Abstract

Mitochondrial trifunctional protein (TP), an enzyme of beta-oxidation, is a multienzyme complex composed of four molecules of the alpha-subunit (HADHA) containing the enoyl-CoA hydratase and 3-hydroxyacyl-CoA dehydrogenase domains and four molecules of the beta-subunit (HADHB) containing the 3-ketoacyl-CoA thiolase domain. An inborn error of this enzyme complex can cause sudden infant death syndrome, acute hepatic encephalopathy or liver failure, skeletal myopathy, or hypertrophic cardiomyopathy.
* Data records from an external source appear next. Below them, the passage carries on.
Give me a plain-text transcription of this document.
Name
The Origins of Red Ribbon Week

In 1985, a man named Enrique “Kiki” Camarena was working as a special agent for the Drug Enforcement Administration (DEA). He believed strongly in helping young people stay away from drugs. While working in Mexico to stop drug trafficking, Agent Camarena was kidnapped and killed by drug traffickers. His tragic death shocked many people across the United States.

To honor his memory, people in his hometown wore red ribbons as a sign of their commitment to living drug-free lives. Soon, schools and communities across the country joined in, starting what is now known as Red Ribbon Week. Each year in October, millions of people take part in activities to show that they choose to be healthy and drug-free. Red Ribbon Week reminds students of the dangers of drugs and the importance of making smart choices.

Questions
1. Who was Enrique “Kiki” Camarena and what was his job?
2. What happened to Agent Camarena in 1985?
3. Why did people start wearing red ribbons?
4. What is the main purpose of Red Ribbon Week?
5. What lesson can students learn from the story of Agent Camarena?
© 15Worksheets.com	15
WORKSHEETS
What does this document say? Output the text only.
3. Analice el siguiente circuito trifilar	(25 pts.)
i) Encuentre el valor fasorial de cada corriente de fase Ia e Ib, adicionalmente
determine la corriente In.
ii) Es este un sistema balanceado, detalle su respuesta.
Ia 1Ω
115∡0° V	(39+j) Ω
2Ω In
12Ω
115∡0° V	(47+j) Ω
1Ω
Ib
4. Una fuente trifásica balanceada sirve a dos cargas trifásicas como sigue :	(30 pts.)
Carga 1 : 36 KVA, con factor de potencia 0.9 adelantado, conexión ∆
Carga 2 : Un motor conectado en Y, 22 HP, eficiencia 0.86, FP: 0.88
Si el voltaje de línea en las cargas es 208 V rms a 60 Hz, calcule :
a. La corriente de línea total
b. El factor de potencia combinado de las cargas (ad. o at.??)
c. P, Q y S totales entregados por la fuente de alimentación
TP deficiency is classified into two different biochemical phenotypes: one represents the existence of both subunits and the lack of only the 3-hydroxyacyl-CoA dehydrogenase activity and the other represents the absence of both subunits and the lack of all three TP activities, although their clinical features are similar. We have identified two Japanese patients with this disorder. Three enzyme activities of TP were undetectable in fibroblasts from these two patients. We detected two mutations in the HADHB gene from two Japanese patients, an exonic single T insertion which created a new cryptic 5' splice site and a G1331A transition (R411 K). Patient 1 was a compound heterozygote, while patient 2 was a homozygote of a G1331A transition.